During my five years as a coach in Naperville, we implemented at least 15 new initiatives, maybe more. So it makes sense that I was frequently asked, “What’s the right way to do this?” or similarly, “Am I doing it right?” Questions of this variety reflect our desire as educators to do our best. Many of us grew up in an education environment where there was almost always only one path to the correct answer. When we became teachers that mentality had already been ingrained in us so it makes sense that we would continue to ponder correctness of our actions in the classroom.
The problem is there are so many “right ways” to teach depending on our students that there really isn’t an easy way to answer that question. When teachers ask me if they are doing it right, I always respond with, “what’s the impact on the students?” If you are seeing students grow, then you are “doing it right.” If not, it doesn’t mean you are doing it wrong, it just means it’s not working for that group of students.
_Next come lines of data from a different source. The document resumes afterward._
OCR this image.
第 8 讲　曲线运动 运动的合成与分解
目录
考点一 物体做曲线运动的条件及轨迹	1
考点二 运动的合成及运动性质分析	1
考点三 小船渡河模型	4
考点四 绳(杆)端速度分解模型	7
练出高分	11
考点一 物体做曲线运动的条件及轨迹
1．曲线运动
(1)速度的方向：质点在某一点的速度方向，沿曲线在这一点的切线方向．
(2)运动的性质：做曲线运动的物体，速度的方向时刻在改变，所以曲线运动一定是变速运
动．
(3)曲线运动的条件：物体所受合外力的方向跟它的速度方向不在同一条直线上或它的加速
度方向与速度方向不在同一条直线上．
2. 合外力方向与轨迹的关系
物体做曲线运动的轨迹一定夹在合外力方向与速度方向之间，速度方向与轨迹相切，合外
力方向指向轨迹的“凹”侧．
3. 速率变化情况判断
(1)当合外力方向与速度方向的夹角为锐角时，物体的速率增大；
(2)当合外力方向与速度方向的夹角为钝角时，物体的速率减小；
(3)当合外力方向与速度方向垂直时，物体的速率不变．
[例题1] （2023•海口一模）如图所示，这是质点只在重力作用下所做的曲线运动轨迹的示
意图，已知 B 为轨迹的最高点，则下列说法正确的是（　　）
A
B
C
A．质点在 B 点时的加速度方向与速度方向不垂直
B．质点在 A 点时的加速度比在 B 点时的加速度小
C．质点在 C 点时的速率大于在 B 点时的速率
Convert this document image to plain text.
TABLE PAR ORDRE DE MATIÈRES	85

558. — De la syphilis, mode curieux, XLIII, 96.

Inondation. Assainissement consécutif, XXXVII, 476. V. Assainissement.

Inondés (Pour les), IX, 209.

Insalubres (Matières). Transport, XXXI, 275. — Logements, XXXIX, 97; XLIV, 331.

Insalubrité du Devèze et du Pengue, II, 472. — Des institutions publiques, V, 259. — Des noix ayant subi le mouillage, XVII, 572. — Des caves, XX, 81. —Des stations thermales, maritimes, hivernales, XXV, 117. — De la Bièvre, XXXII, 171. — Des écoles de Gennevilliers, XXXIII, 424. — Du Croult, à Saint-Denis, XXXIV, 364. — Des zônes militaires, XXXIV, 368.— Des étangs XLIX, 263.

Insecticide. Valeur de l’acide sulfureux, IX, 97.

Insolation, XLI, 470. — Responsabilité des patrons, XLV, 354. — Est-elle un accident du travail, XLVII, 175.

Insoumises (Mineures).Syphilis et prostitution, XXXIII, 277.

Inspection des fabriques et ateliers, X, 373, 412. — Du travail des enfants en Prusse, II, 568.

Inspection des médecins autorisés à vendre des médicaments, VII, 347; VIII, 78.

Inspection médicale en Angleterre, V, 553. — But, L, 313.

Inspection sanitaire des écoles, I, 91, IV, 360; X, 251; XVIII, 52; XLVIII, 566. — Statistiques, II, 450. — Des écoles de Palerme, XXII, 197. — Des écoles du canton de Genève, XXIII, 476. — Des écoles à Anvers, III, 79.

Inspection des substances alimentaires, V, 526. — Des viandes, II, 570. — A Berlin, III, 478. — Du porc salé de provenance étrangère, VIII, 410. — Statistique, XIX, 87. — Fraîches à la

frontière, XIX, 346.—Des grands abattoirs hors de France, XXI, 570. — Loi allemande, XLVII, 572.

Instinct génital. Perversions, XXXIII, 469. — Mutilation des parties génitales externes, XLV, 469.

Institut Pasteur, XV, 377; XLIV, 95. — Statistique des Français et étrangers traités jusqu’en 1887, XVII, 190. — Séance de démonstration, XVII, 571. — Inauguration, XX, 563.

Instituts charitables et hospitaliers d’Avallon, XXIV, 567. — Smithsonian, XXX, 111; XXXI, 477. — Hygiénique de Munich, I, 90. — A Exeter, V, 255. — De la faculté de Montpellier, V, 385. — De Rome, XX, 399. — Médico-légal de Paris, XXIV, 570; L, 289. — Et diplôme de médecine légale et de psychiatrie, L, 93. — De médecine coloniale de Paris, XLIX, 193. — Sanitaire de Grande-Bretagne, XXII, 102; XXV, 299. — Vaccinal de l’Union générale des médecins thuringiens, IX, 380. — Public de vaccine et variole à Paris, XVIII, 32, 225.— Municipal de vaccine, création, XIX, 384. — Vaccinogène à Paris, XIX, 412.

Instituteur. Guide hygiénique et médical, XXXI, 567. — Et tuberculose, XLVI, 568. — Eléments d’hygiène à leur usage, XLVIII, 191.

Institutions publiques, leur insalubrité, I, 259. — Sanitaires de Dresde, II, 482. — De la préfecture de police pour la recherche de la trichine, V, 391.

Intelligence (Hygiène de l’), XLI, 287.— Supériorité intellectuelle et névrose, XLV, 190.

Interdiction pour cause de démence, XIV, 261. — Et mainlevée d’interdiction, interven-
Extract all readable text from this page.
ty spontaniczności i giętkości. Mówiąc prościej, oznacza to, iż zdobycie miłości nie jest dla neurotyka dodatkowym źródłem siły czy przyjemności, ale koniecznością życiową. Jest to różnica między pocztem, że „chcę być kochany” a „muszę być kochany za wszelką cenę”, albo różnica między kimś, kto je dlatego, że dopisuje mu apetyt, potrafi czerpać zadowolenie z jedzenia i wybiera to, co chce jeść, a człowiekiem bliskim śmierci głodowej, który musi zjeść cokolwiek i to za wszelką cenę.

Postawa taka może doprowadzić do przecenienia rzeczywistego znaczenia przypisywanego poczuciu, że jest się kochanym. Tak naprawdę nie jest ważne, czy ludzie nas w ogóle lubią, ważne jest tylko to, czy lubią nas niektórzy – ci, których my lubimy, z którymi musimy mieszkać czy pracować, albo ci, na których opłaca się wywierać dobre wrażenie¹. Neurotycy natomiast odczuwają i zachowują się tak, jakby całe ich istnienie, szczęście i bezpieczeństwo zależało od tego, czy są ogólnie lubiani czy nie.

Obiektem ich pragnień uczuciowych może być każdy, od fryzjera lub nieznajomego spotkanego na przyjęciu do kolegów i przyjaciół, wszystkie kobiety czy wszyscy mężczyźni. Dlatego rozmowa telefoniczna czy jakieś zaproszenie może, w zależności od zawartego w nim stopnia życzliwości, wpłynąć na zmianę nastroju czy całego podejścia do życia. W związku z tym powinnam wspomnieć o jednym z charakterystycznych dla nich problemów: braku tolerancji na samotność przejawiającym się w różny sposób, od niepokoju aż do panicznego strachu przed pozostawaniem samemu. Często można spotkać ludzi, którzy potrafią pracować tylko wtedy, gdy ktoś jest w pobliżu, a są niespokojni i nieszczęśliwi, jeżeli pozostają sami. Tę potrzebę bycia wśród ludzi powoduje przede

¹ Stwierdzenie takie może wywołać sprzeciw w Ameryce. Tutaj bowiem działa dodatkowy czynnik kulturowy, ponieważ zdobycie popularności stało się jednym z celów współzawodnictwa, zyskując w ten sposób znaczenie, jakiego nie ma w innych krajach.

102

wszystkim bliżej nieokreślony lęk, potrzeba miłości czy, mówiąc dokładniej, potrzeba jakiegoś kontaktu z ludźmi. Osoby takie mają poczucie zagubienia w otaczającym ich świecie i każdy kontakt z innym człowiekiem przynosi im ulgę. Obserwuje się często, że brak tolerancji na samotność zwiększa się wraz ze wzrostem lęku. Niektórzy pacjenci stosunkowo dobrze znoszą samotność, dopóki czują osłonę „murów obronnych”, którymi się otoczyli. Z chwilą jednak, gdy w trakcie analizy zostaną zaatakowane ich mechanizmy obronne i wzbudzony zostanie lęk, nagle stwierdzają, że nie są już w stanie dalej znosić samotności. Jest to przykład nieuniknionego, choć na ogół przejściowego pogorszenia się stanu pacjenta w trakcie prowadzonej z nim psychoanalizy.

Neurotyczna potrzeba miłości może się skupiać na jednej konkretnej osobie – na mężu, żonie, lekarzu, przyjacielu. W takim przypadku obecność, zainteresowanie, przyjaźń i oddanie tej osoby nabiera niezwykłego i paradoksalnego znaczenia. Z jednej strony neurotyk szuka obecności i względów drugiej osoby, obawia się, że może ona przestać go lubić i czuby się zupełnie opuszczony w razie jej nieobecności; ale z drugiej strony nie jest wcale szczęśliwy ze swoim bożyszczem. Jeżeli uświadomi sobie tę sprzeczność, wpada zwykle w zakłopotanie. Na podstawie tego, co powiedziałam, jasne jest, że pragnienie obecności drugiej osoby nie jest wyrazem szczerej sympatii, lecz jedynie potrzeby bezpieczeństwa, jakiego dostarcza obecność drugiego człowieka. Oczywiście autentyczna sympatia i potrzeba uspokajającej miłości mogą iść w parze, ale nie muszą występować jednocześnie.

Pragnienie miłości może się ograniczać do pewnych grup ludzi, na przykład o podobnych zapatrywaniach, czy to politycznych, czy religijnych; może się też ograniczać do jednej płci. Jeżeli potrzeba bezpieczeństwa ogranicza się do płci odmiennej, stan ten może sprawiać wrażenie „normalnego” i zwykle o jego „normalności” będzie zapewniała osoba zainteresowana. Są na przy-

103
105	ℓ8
And that’s okay. It just means we need to reflect on what we know about our students, tweak our approach and try again.
Some years one structure or teaching strategy will have a phenomenal impact on kids and other years it will absolutely flop. The best teachers are constantly in “beta” stage, regularly creating, reflecting on student growth and refining their work in a continuous cycle of improvement. When something doesn’t work they don’t give up or blame the students, they try something new from the plethora of strategies in their own toolbox or reach out to their PLC or PLN for more ideas.
Change is inevitable and constant in education. As we implement new strategies and structures, it is important to not get hung up on perfection of the thing being implemented, but instead, place greater importance on the impact we are having on students. Asking the simple question, “what’s the impact on students?” will always lead to “doing it right” for our kids.